The iPhone 11 series is not even shipping to customers yet, and already Huawei is looking to make Apple's latest flagship design look outdated. How so? Huawei launched its Mate 30 series today, and the message it wanted to hammer home is how the company about rethinking the design of a premium phone, which in part includes moving on from a square rear camera matrix to a sleeker (or "exquisite," in Huawei's words) Halo Ring.
"Today we bring new innovation," said Richard Yi, CEO of Huawei's Consumer Business Group.
Critics of Apple often point to a lack of innovation in the post-Steve Jobs era, and while that assessment might be a bit unfair, Huawei's theme for its Mate 30 series is the opposite. From Huawei's vantage point, the Halo Ring design that houses the four rear cameras on its latest phone mimics the look of a "professional camera." It's a small resemblance, though to my eyeballs, it is certainly a better looking implementation.
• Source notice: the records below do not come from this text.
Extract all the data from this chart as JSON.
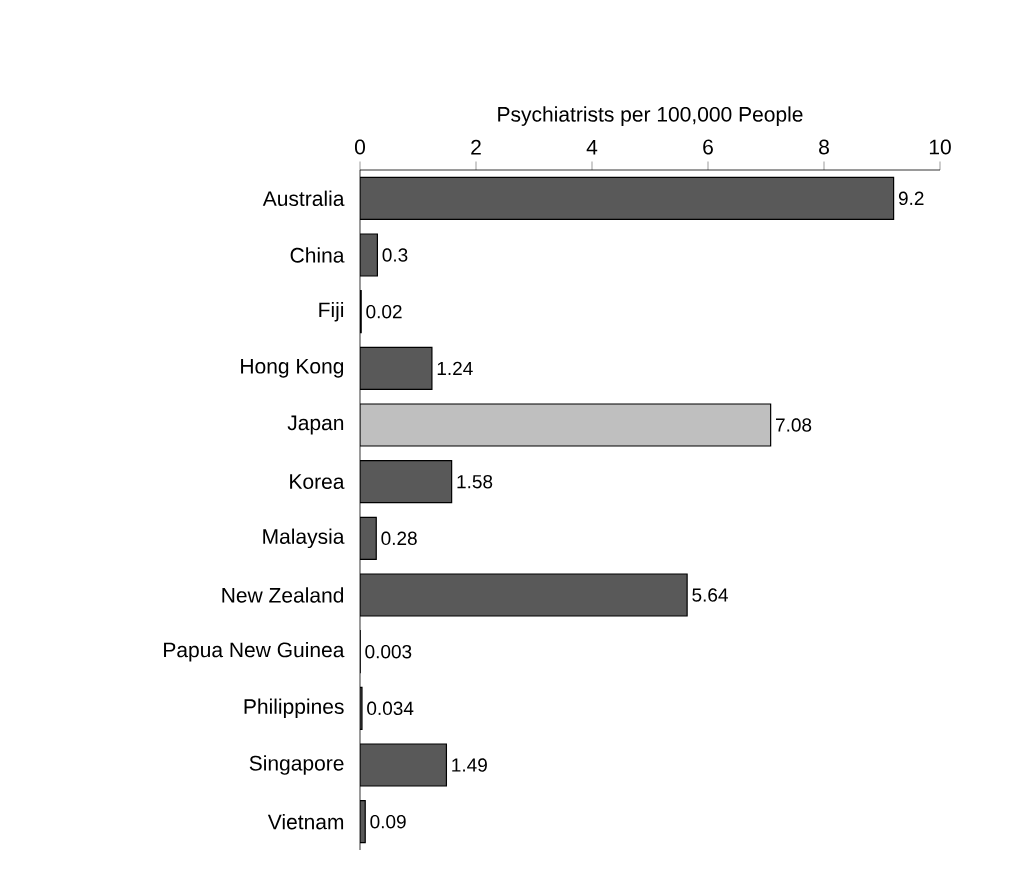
{
  "chart_data": {
    "type": "bar",
    "orientation": "horizontal",
    "xlabel": "Psychiatrists per 100,000 People",
    "categories": [
      "Australia",
      "China",
      "Fiji",
      "Hong Kong",
      "Japan",
      "Korea",
      "Malaysia",
      "New Zealand",
      "Papua New Guinea",
      "Philippines",
      "Singapore",
      "Vietnam"
    ],
    "values": [
      9.2,
      0.3,
      0.02,
      1.24,
      7.08,
      1.58,
      0.28,
      5.64,
      0.003,
      0.034,
      1.49,
      0.09
    ],
    "value_labels": [
      "9.2",
      "0.3",
      "0.02",
      "1.24",
      "7.08",
      "1.58",
      "0.28",
      "5.64",
      "0.003",
      "0.034",
      "1.49",
      "0.09"
    ],
    "colors": [
      "#595959",
      "#595959",
      "#595959",
      "#595959",
      "#bfbfbf",
      "#595959",
      "#595959",
      "#595959",
      "#595959",
      "#595959",
      "#595959",
      "#595959"
    ],
    "xlim": [
      0,
      10
    ],
    "xticks": [
      0,
      2,
      4,
      6,
      8,
      10
    ]
  }
}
This camera-inspired design language extends to the top and bottom of the Mate 30 series, though I think Huawei is making a bigger deal out of this than it warrants. Still, the Mate 30 lineup looks the part of a premium handset series. What is perhaps more interesting is the curved "Horizon" display on the Mate 30 Pro. It wraps around the side and curves 88 degrees, thereby creating a button-free design.
The Mate 30 Pro features a 6.53-inch Flex OLED display with a 2400x1176 resolution (18.4:9 aspect ratio) while the regular Mate 30 checks in with a 6.62-inch Rigid OLED screen (it does not curve along around the edges) with a 2340x1080 resolution (19.5:9 aspect ratio). Both are powered by Huawei's Kirin 990 SoC, which features an octa-core processor and a 16-core Mali-G76 GPU.
Huawei has been aggressively pursuing 5G connectivity, and as such, the Mate 30 and Mate 30 Pro will come in both 5G and 4G flavors.
Camera performance is where Huawei is focusing most of its attention on, however, and that's not surprising. The Mate 30 Pro wields a 40MP "Cine" camera, 40MP "SuperSensing" camera, an 8MP telephoto camera, and a 3D depth sensing camera.
As Huawei explains it, the SuperSensing camera is a dual-sensor camera array featuring a 1/1.54-inch sensor paired with a 1.1.7-inch sensor. The Cine camera has an IOS of 51200 and records videos at up to 4K at 60 frames per second. There is also a slo-mo mode that records at an astounding 7680 fps.
The camera arrangement in the regular Mate 30 is similar, except the 40MP Cine camera gets traded for a 16MP ultra-wide camera, and the 3D depth sensing camera is swapped out for a Laser Focus sensor.
Huawei claims its phones excel at low light photography. To drive the point home, Huawei compared night shots taken from a Mate 30 Pro with Samsung's Galaxy Note 10+. The Mate 30 Pro's photos are clearly better. The strategic comparison leaves out the iPhone 11, which is supposed to thrive in low light situations as well.
As expected, Huawei trotted out a Porsche Design version of the Mate 30, with genuine leather. It is arguably the best looking phone of the bunch, depending on your vantage point. As for the regular versions, they will come in Space Silver, Emerald Green, Cosmic Purple, Black. There will also be a couple of vegan leather options, including Forest Green and Orange.
Pricing starts at €799 for the Mate 30 with 8GB of RAM and 128GB of storage, €1,099 for Mate 30 Pro with 8GB of 256GB of storage, €1,199 for the Mate 30 Pro 5G with 8GB of RAM and 256GB of storage, and €2,095 for the Mate 30 Pro Porsche Design with 12GB of RAM and 512GB of storage.
There's no word on when these handsets will release or how much they will cost in the US, assuming they find their way stateside. One curious wrinkle to all this is the tiff between the US government and Huawei (and China). Related to that, the Mate 30 series launches without the benefit of licensed Google apps, including access to the Play Store.
In light of this, Huawei is using its own version of Android called EMUI10 and is launching its own app store as well. As nice as the hardware and features are on the Mate 30 series, this is a major setback that could make it difficult to compete with the likes of Samsung and Apple, both of which offer users access to a wealth of apps on their respective platforms.